> GPT-3 — The Scale Laws_
175 billion parameters. "Scale is all you need."
> DEEP DIVE_
In June 2020, OpenAI unveiled GPT-3, and the world learned what happens when you scale a language model to 175 billion parameters. Trained on roughly 570 gigabytes of text at an estimated cost of $4.6 million in compute alone, GPT-3 was more than 100 times larger than GPT-2. But the real surprise was not its size; it was what that size enabled. GPT-3 could perform tasks it had never been explicitly trained on simply by being given a few examples in its input prompt. This "few-shot learning" capability meant that a single model could translate languages, write code, compose poetry, answer trivia, summarize documents, and generate creative fiction, all without any fine-tuning or architectural modification.
The paper "Language Models are Few-Shot Learners" demonstrated that scaling up model size, dataset size, and compute led to smooth, predictable improvements in performance across a stunning range of benchmarks. This was formalized by Jared Kaplan and colleagues at OpenAI in a separate paper on "Scaling Laws for Neural Language Models," which showed that model performance followed power-law relationships with compute, data, and parameter count. The implication was profound and unsettling: if you wanted a better model, you didn't need a better algorithm. You just needed to spend more money. Rich Sutton's "Bitter Lesson," his 2019 essay arguing that general methods leveraging computation always ultimately win over methods that leverage human knowledge, had found its most dramatic confirmation.
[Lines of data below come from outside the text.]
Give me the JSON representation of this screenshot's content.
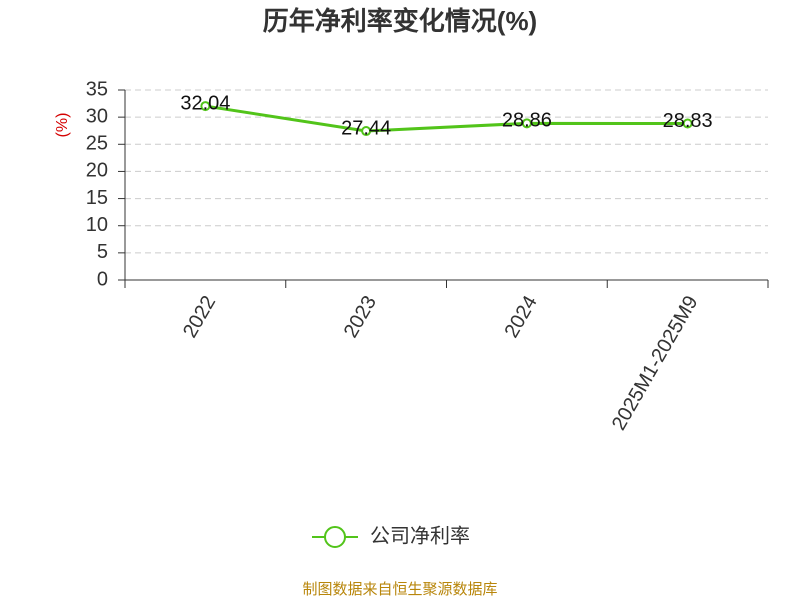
{
  "chart_data": {
    "type": "line",
    "title": "历年净利率变化情况(%)",
    "y_label": "(%)",
    "categories": [
      "2022",
      "2023",
      "2024",
      "2025M1-2025M9"
    ],
    "series": [
      {
        "name": "公司净利率",
        "color": "#52c41a",
        "values": [
          32.04,
          27.44,
          28.86,
          28.83
        ]
      }
    ],
    "ylim": [
      0,
      35
    ],
    "yticks": [
      0,
      5,
      10,
      15,
      20,
      25,
      30,
      35
    ],
    "grid": true,
    "legend": "bottom",
    "source": "制图数据来自恒生聚源数据库"
  }
}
OpenAI released GPT-3 not as an open model but as a commercial API, marking a fundamental shift in how AI capabilities were distributed. Developers could access GPT-3 through a simple HTTP request, paying per token. Within months, hundreds of startups emerged, building products on top of GPT-3's capabilities: copywriting tools, code assistants, chatbots, content generators, and applications no one had anticipated. Jasper AI, Copy.ai, and dozens of other companies raised millions of dollars building thin wrappers around GPT-3's API. The startup explosion demonstrated both the economic potential of large language models and their potential to create entirely new product categories.
The release of GPT-3 also forced a reckoning with the economics and politics of AI. Training a 175-billion-parameter model was beyond the budget of any university lab and most companies. AI research, which had historically been an academic pursuit, was rapidly becoming an industrial one, with the largest models accessible only to organizations with tens of millions of dollars in compute budgets. This concentration of capability raised urgent questions about power, access, and equity that the field is still grappling with today. GPT-3 proved that scale was a path to capability, but it also proved that this path had a very expensive toll.